Abstract

Accurate measurement of time spent sitting, standing, and stepping is important in studies seeking to evaluate interventions to reduce sedentary behavior. In this study, the authors evaluated the agreement in classification of these activities from three algorithms applied to thigh-worn ActiGraph accelerometers using predictions from the widely used activPAL device as a criterion. Participants (n = 29, 72% female, age 23–68 years) wore the activPAL3™ micro (processed by PAL software, version 7.2.32) and the ActiGraph™ GT9X accelerometer on the right front thigh concurrently for working hours on one full workday (7.2 ± 1.2 hr). ActiGraph output was classified via the three test algorithms: ActiGraph’s ActiLife software (inclinometer); an open source method; and, a machine-learning algorithm reported in the literature (Acti4). Performance at an instance level was evaluated by computing classification accuracy (F scores) for 15-s windows.

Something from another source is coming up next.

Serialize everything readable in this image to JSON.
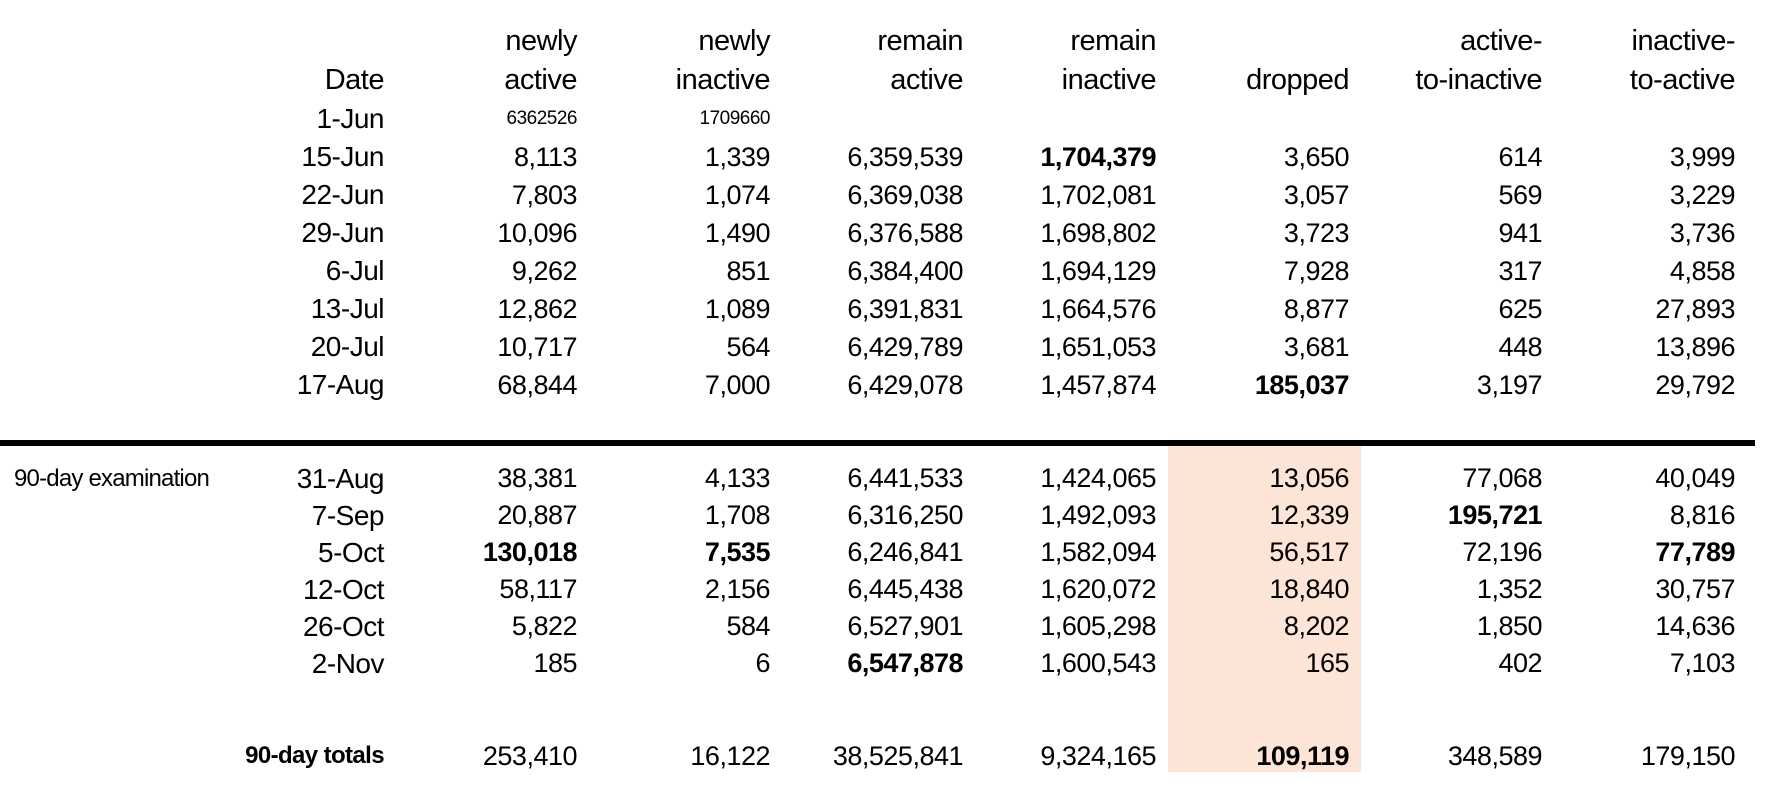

The F scores showed high accuracy relative to the criterion for identifying sitting (96.7–97.1) and were 84.7–85.1 for identifying standing and 78.1–80.6 for identifying stepping. The four methods agreed strongly in total time spent sitting, standing, and stepping, with intraclass correlation coefficients of .96 (95% confidence interval [.92, .96]), .92 (95% confidence interval [.81, .96]), and .87 (95% confidence interval [.53, .95]) but sometimes overestimated sitting time and underestimated standing time relative to activPAL. These algorithms for identifying sitting, standing, and stepping from thigh-worn accelerometers provide estimates that are very similar to those obtained using the activPAL.